Podoba mi się pewien chłopak. A mianowicie mój Przyjaciel :*, którego znam ponad 3 lata. Zakochałam się w nim już w tamte wakacje, ale potem.. Ech... Miałam chłopaka [ KTÓRY MNIE BARDZO ZRANIŁ --> Macie rację, chłopcy to świnie! ] no i jakoś... Zapomniałam o nim, ale ciągle był moim dobrym qmplem. Jakiś czas temu rozmawialiśmy na ten temat... No i on stwierdził, że nie chce mieć dziewczyny w gimnazjum ( bo jesteśmy z gimnazjum... co prawda dwóch innych, ale to nie przeszkoda , prawda ? ) A niedawno powiedział mi, że uczucia się zmieniają... Co prawda bardzo się ucieszyłam, ale On nic z tym nie robi.

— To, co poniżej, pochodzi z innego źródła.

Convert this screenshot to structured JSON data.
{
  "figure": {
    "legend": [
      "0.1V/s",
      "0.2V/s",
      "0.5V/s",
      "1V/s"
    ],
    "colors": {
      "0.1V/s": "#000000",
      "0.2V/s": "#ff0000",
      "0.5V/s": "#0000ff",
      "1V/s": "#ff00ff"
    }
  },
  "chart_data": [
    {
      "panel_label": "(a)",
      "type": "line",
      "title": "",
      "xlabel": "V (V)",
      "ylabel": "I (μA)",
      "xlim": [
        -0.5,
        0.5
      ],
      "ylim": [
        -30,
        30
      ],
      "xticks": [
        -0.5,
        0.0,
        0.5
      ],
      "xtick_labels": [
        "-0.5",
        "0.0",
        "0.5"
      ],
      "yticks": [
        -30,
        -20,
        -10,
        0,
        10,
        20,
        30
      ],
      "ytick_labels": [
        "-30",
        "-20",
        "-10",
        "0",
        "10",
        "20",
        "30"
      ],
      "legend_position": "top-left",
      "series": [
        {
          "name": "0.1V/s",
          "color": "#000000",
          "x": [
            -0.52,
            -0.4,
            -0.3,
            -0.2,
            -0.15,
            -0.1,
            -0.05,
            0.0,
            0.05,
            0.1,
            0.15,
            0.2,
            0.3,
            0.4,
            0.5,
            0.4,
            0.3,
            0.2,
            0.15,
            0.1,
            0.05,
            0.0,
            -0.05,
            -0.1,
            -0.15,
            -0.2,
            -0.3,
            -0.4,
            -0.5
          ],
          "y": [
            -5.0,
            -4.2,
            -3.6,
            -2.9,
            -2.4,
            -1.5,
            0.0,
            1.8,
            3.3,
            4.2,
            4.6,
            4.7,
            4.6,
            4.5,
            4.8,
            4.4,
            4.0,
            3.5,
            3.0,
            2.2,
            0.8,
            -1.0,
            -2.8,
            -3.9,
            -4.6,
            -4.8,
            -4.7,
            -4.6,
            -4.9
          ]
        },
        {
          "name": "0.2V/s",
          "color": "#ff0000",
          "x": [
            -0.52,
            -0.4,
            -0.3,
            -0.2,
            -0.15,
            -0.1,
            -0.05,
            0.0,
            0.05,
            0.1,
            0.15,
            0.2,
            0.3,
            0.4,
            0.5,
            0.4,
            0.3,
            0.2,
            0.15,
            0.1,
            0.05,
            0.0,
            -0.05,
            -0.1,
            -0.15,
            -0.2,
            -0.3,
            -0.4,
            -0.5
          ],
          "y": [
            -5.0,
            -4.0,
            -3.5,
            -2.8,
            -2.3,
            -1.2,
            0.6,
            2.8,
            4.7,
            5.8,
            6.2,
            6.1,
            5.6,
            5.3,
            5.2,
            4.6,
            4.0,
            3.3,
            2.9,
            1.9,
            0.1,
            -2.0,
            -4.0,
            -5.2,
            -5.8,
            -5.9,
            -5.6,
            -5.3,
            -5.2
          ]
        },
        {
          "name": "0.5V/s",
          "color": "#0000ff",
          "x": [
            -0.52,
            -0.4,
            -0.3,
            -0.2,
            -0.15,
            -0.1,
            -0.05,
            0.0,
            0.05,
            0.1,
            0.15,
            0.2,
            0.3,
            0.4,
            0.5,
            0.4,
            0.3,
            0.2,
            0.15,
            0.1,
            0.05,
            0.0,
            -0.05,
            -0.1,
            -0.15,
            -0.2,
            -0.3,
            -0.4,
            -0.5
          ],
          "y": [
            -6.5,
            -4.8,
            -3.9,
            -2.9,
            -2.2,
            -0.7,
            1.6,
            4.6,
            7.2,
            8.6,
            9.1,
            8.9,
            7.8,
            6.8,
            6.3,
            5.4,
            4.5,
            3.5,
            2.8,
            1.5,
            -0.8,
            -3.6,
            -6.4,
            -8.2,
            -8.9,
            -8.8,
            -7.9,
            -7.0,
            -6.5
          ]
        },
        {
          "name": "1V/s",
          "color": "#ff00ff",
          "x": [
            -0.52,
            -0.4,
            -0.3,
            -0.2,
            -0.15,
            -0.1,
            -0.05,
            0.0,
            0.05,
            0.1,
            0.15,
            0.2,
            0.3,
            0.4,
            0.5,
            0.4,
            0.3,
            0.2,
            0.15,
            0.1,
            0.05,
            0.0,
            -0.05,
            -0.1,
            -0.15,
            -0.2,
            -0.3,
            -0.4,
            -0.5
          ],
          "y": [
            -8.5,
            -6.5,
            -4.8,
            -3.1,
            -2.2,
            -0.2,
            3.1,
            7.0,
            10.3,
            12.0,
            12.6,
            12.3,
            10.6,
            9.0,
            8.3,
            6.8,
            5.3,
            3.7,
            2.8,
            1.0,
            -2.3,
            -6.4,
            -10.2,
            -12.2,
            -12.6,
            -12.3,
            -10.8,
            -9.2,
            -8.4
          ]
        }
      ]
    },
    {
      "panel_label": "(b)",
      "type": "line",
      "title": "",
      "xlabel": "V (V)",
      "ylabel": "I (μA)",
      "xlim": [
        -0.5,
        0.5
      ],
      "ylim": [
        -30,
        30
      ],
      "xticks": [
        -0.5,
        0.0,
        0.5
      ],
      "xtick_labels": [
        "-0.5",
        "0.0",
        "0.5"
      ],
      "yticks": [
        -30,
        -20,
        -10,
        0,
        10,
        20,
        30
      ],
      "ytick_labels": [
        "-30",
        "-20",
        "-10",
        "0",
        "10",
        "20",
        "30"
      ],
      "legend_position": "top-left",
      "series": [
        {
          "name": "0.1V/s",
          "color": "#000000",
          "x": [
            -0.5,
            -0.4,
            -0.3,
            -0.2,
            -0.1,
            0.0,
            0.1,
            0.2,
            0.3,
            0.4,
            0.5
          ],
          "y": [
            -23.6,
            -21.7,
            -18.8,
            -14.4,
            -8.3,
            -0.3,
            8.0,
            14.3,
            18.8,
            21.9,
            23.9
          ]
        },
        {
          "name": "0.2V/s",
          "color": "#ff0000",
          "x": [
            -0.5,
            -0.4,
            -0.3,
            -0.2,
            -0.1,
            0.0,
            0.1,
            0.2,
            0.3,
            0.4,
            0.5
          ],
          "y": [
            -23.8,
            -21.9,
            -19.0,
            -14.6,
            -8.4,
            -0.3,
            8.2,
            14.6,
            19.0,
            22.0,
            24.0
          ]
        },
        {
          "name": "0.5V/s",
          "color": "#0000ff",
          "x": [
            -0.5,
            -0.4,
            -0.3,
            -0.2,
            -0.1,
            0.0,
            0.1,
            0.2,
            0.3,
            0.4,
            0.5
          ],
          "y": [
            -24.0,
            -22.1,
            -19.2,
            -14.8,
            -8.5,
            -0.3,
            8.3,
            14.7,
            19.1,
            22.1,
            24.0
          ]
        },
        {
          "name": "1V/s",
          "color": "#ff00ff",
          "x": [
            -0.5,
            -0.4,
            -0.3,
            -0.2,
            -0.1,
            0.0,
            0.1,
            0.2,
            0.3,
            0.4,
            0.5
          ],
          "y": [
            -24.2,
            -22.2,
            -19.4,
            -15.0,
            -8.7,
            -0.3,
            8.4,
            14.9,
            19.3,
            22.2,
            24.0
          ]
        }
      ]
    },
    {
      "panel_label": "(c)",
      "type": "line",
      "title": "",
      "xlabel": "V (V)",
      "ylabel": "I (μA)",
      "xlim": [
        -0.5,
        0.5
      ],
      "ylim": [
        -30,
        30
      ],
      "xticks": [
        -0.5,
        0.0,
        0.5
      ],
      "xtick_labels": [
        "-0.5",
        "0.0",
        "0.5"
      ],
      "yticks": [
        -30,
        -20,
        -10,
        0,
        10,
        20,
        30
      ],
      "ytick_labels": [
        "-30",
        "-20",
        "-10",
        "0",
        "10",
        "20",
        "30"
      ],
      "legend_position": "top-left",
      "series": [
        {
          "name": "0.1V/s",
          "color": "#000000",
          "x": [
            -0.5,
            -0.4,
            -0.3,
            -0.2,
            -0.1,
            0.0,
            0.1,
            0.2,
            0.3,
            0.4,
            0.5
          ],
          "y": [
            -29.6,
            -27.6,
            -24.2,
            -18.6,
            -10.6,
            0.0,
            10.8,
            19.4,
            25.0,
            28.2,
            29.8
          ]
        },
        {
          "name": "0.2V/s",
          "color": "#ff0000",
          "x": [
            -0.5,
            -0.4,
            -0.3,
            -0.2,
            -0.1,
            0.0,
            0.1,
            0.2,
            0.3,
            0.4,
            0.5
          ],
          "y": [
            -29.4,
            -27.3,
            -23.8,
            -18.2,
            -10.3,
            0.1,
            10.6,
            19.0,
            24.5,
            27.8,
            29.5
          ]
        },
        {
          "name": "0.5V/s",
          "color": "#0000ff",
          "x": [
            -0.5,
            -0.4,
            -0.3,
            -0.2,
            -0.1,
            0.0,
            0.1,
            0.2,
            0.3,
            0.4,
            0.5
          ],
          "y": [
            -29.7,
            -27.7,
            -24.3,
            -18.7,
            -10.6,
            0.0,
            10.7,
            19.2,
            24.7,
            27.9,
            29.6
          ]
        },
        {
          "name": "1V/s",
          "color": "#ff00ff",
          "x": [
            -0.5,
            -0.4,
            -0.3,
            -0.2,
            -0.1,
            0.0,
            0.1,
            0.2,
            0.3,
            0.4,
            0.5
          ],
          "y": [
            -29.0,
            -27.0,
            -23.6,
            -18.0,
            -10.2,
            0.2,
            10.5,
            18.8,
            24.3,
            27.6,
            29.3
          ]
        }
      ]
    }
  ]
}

Anie nie zaprosił mnie na randkę, ani nic nie powiedział... Nie zapytam o " chodzenie... " Co ja mam o tym myśleć ? Proszę o niezwłoczną odpowiedź... Mam 13 lat ( co prawda jutro - na Sylwestra kończę Smile, a On 15, ale wiek chyba nie ma różnicy, nie ? Przynajmniej dla nas... Smile
PS. Jestem tu nowa Smile
cambellia
PostWysłany: Nie 16:59, 23 Gru 2007    Temat postu: Odpowiedź?!!

Jak jest to twoja przyjaciółka, to nie powinna się gniewać .. Jeśli się jednak pogniewa- nie jest warta. Razz

Na pewno ci się ułoży ;p

Cool
colka14
PostWysłany: Nie 19:31, 18 Lis 2007    Temat postu: Rada.

Wiadomo,ze inni cię zniechęcają, bo chcą mieć go dla siebie jak twoja kumpela.Choć jej się przestanie podobać,ona się nie przyzna! Walcz o swoje...

Mówię ci..ja coś wiem RazzP

I nie słuchaj innych.Serce ci samo powie co masz robić.!
chemical_whore
PostWysłany: Czw 19:49, 06 Wrz 2007    Temat postu:

Kurde.... w sprawach sercowych mnie nie pytaj... dzisiaj Jagoda wydarła się pod blokiem D. że ja go kocham. (Martyna kocha D.). powodzenia (:
I_need_emo_boy
PostWysłany: Śro 21:25, 05 Wrz 2007    Temat postu: ^^

No więc.. W sumie pisze tu, bo chce was spytać o zdanie, a po drugie robi się tu cicho jak cholera.. :/ Wczoraj moja kumpela [K.] wyczaiła boskiego kolesia.. Blondyn, grzywka.. marzenie.. przyznam się, ze w wakacje marzyłam po cichu, żeby przyszedł do naszej szkoły jakiś emo koleś czy coś w tym guście.. No i może nie jest to emo, ale zalicza się do "coś w tym guście" i teraz on podoba się mi, kumpeli, która go znalazła [K.] i połowie szkoły.. Jest w moim wieku.. Chodzi do równoległej klasy.. Z moim kumplem i prawie samymi znanymi mi osobami.. Ja go nie znam.. chciałabym go poznać, ale jest moja kumpela.. która mnie za to zabije.. wszystkie znane mi osoby [no, prawie] mówią mi, iż to nie ma sensu.. albo że jest taka inna dziewczyna, co go zna, i już od dawna jej sie podoba [jak by mnie to co najmniej obchodziło..] i teraz ja nie wiem.. chce być w porządku w stosunku do kumpeli.. ale.. takie kolesia, to ja jeszcze nie widziałam.. <3 doradźcie coś..
a. możecie też powiedzieć JAK mam go poznać xD
a może miałyście podobne doświadczenia?